F/10 scope is for example 6" (or rather 150mm to be precise) F/10 scope and F/5 scope is 4" (again 100mm) F/5 scope.

F/10 scope has 1500mm focal length and F/5 scope has 500mm focal length.

We put sensor A on F/10 scope and put sensor B on F/5 scope.

Sensor A is 3 times larger than sensor B and has x3 pixel size of sensor B.

Due to fact that F/10 has x3 focal length of F/5 scope and sensor A is three times larger (x3 height and x3 width) than B - both F/10+A and F/5+B will provide exact same FOV.

Due to fact that A has x3 larger pixels than B and F/10 has x3 longer FL than F/5 - again F/10+A and F/5+B will have same sampling rate / resolution in arc seconds per pixel.

So both FOV and resolution of these two setups are the same.

However light gathering surface of F/10 scope is 75^2*PI centimeters squared vs 50^2*pi centimeters squared of F/5 scope or calculated this turns out to be ~17671.5 : ~7854 = x2.25

F/10 scope will gather 2.25 more photons in same amount of time as will F/5 and those photons will be spread over same FOV and sampled by same number of pixels.
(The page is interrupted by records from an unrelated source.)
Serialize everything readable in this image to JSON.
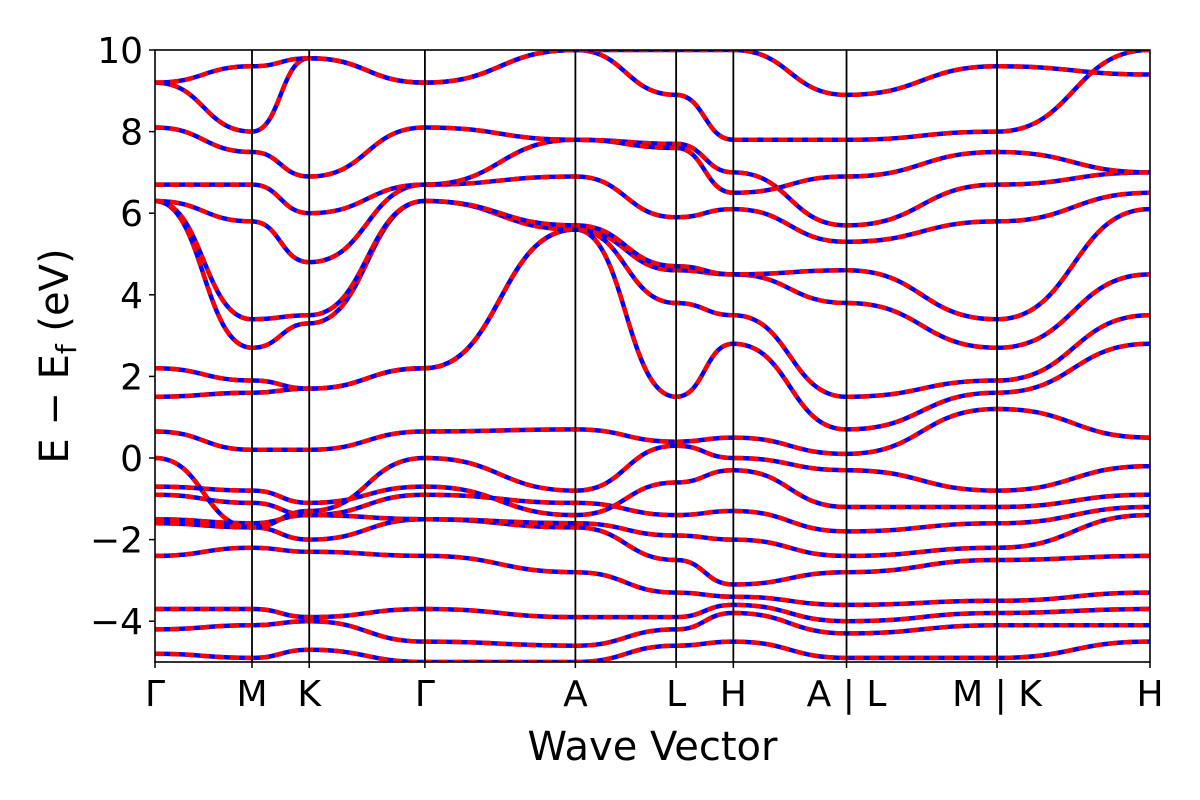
{
  "chart_data": {
    "type": "line",
    "title": "",
    "xlabel": "Wave Vector",
    "ylabel": "E − E_f (eV)",
    "ylabel_parts": {
      "main": "E − E",
      "sub": "f",
      "unit": "(eV)"
    },
    "ylim": [
      -5,
      10
    ],
    "xlim": [
      0,
      8.0
    ],
    "yticks": [
      -4,
      -2,
      0,
      2,
      4,
      6,
      8,
      10
    ],
    "ytick_labels": [
      "−4",
      "−2",
      "0",
      "2",
      "4",
      "6",
      "8",
      "10"
    ],
    "grid": false,
    "kpoints": [
      {
        "label": "Γ",
        "x": 0.0
      },
      {
        "label": "M",
        "x": 0.78
      },
      {
        "label": "K",
        "x": 1.24
      },
      {
        "label": "Γ",
        "x": 2.17
      },
      {
        "label": "A",
        "x": 3.38
      },
      {
        "label": "L",
        "x": 4.19
      },
      {
        "label": "H",
        "x": 4.65
      },
      {
        "label": "A | L",
        "x": 5.56
      },
      {
        "label": "M | K",
        "x": 6.77
      },
      {
        "label": "H",
        "x": 8.0
      }
    ],
    "series_style": {
      "band": "#ff0000",
      "overlay": "#0000ff"
    },
    "bands": [
      {
        "x": [
          0,
          0.78,
          1.24,
          2.17,
          3.38,
          4.19,
          4.65,
          5.56,
          6.77,
          8.0
        ],
        "y": [
          -4.8,
          -4.9,
          -4.7,
          -5.0,
          -5.0,
          -4.6,
          -4.5,
          -4.9,
          -4.9,
          -4.5
        ]
      },
      {
        "x": [
          0,
          0.78,
          1.24,
          2.17,
          3.38,
          4.19,
          4.65,
          5.56,
          6.77,
          8.0
        ],
        "y": [
          -4.2,
          -4.1,
          -4.0,
          -4.5,
          -4.6,
          -4.2,
          -3.8,
          -4.3,
          -4.1,
          -4.1
        ]
      },
      {
        "x": [
          0,
          0.78,
          1.24,
          2.17,
          3.38,
          4.19,
          4.65,
          5.56,
          6.77,
          8.0
        ],
        "y": [
          -3.7,
          -3.7,
          -3.9,
          -3.7,
          -3.9,
          -3.9,
          -3.6,
          -4.0,
          -3.8,
          -3.7
        ]
      },
      {
        "x": [
          0,
          0.78,
          1.24,
          2.17,
          3.38,
          4.19,
          4.65,
          5.56,
          6.77,
          8.0
        ],
        "y": [
          -2.4,
          -2.2,
          -2.3,
          -2.4,
          -2.8,
          -3.3,
          -3.4,
          -3.6,
          -3.5,
          -3.3
        ]
      },
      {
        "x": [
          0,
          0.78,
          1.24,
          2.17,
          3.38,
          4.19,
          4.65,
          5.56,
          6.77,
          8.0
        ],
        "y": [
          -1.6,
          -1.7,
          -2.0,
          -1.5,
          -1.7,
          -2.5,
          -3.1,
          -2.8,
          -2.5,
          -2.4
        ]
      },
      {
        "x": [
          0,
          0.78,
          1.24,
          2.17,
          3.38,
          4.19,
          4.65,
          5.56,
          6.77,
          8.0
        ],
        "y": [
          -1.5,
          -1.6,
          -1.4,
          -1.5,
          -1.6,
          -1.9,
          -2.0,
          -2.4,
          -2.2,
          -1.4
        ]
      },
      {
        "x": [
          0,
          0.78,
          1.24,
          2.17,
          3.38,
          4.19,
          4.65,
          5.56,
          6.77,
          8.0
        ],
        "y": [
          -0.9,
          -1.1,
          -1.4,
          -0.9,
          -1.1,
          -1.4,
          -1.3,
          -1.8,
          -1.6,
          -1.2
        ]
      },
      {
        "x": [
          0,
          0.78,
          1.24,
          2.17,
          3.38,
          4.19,
          4.65,
          5.56,
          6.77,
          8.0
        ],
        "y": [
          -0.7,
          -0.8,
          -1.1,
          -0.7,
          -1.4,
          -0.6,
          -0.3,
          -1.2,
          -1.2,
          -0.9
        ]
      },
      {
        "x": [
          0,
          0.78,
          1.24,
          2.17,
          3.38,
          4.19,
          4.65,
          5.56,
          6.77,
          8.0
        ],
        "y": [
          0.0,
          -1.7,
          -1.3,
          0.0,
          -0.8,
          0.3,
          0.0,
          -0.3,
          -0.8,
          -0.2
        ]
      },
      {
        "x": [
          0,
          0.78,
          1.24,
          2.17,
          3.38,
          4.19,
          4.65,
          5.56,
          6.77,
          8.0
        ],
        "y": [
          0.65,
          0.2,
          0.2,
          0.65,
          0.7,
          0.4,
          0.5,
          0.1,
          1.2,
          0.5
        ]
      },
      {
        "x": [
          0,
          0.78,
          1.24,
          2.17,
          3.38,
          4.19,
          4.65,
          5.56,
          6.77,
          8.0
        ],
        "y": [
          1.5,
          1.6,
          1.7,
          2.2,
          5.6,
          1.5,
          2.8,
          0.7,
          1.6,
          2.8
        ]
      },
      {
        "x": [
          0,
          0.78,
          1.24,
          2.17,
          3.38,
          4.19,
          4.65,
          5.56,
          6.77,
          8.0
        ],
        "y": [
          2.2,
          1.9,
          1.7,
          2.2,
          5.6,
          3.8,
          3.5,
          1.5,
          1.9,
          3.5
        ]
      },
      {
        "x": [
          0,
          0.78,
          1.24,
          2.17,
          3.38,
          4.19,
          4.65,
          5.56,
          6.77,
          8.0
        ],
        "y": [
          6.3,
          2.7,
          3.3,
          6.3,
          5.6,
          4.6,
          4.5,
          3.8,
          2.7,
          4.5
        ]
      },
      {
        "x": [
          0,
          0.78,
          1.24,
          2.17,
          3.38,
          4.19,
          4.65,
          5.56,
          6.77,
          8.0
        ],
        "y": [
          6.3,
          3.4,
          3.5,
          6.3,
          5.7,
          4.7,
          4.5,
          4.6,
          3.4,
          6.1
        ]
      },
      {
        "x": [
          0,
          0.78,
          1.24,
          2.17,
          3.38,
          4.19,
          4.65,
          5.56,
          6.77,
          8.0
        ],
        "y": [
          6.3,
          5.8,
          4.8,
          6.7,
          6.9,
          5.9,
          6.1,
          5.3,
          5.8,
          6.5
        ]
      },
      {
        "x": [
          0,
          0.78,
          1.24,
          2.17,
          3.38,
          4.19,
          4.65,
          5.56,
          6.77,
          8.0
        ],
        "y": [
          6.7,
          6.7,
          6.0,
          6.7,
          7.8,
          7.7,
          7.0,
          5.7,
          6.7,
          7.0
        ]
      },
      {
        "x": [
          0,
          0.78,
          1.24,
          2.17,
          3.38,
          4.19,
          4.65,
          5.56,
          6.77,
          8.0
        ],
        "y": [
          8.1,
          7.5,
          6.9,
          8.1,
          7.8,
          7.6,
          6.5,
          6.9,
          7.5,
          7.0
        ]
      },
      {
        "x": [
          0,
          0.78,
          1.24,
          2.17,
          3.38,
          4.19,
          4.65,
          5.56,
          6.77,
          8.0
        ],
        "y": [
          9.2,
          8.0,
          9.8,
          9.2,
          10.0,
          8.9,
          7.8,
          7.8,
          8.0,
          10.0
        ]
      },
      {
        "x": [
          0,
          0.78,
          1.24,
          2.17,
          3.38,
          4.19,
          4.65,
          5.56,
          6.77,
          8.0
        ],
        "y": [
          9.2,
          9.6,
          9.8,
          9.2,
          10.0,
          10.0,
          10.0,
          8.9,
          9.6,
          9.4
        ]
      }
    ]
  }
}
Measured signal will be therefore larger by factor of x2.25 and resulting SNR will be at most larger by factor of x1.5 (at most because SNR does not depend only on signal level and shot noise, but other noise sources as well).

Here we have shown that F/10 scope when paired with carefully chosen camera and pixel size will be faster than F/5 scope with certain camera and pixel size. We have shown another important thing - speed of astrophotograpy setup depends on other factors than size of objective and focal length and thus those two alone can't be used to determine speed of of setup.

So, about the photographic equivalent of moving to a larger format sensor and increasing the ISO at the same time while maintaining similar SNR.  For this to actually work, though, the f/10 would need to have a significantly larger image circle than the f/5 if the f/5 were already maxing out the fully illuminated image circle.  I'm thinking of a 4" refractor versus a 6" SCT where this probably wouldn't hold true due to the the rear baffles.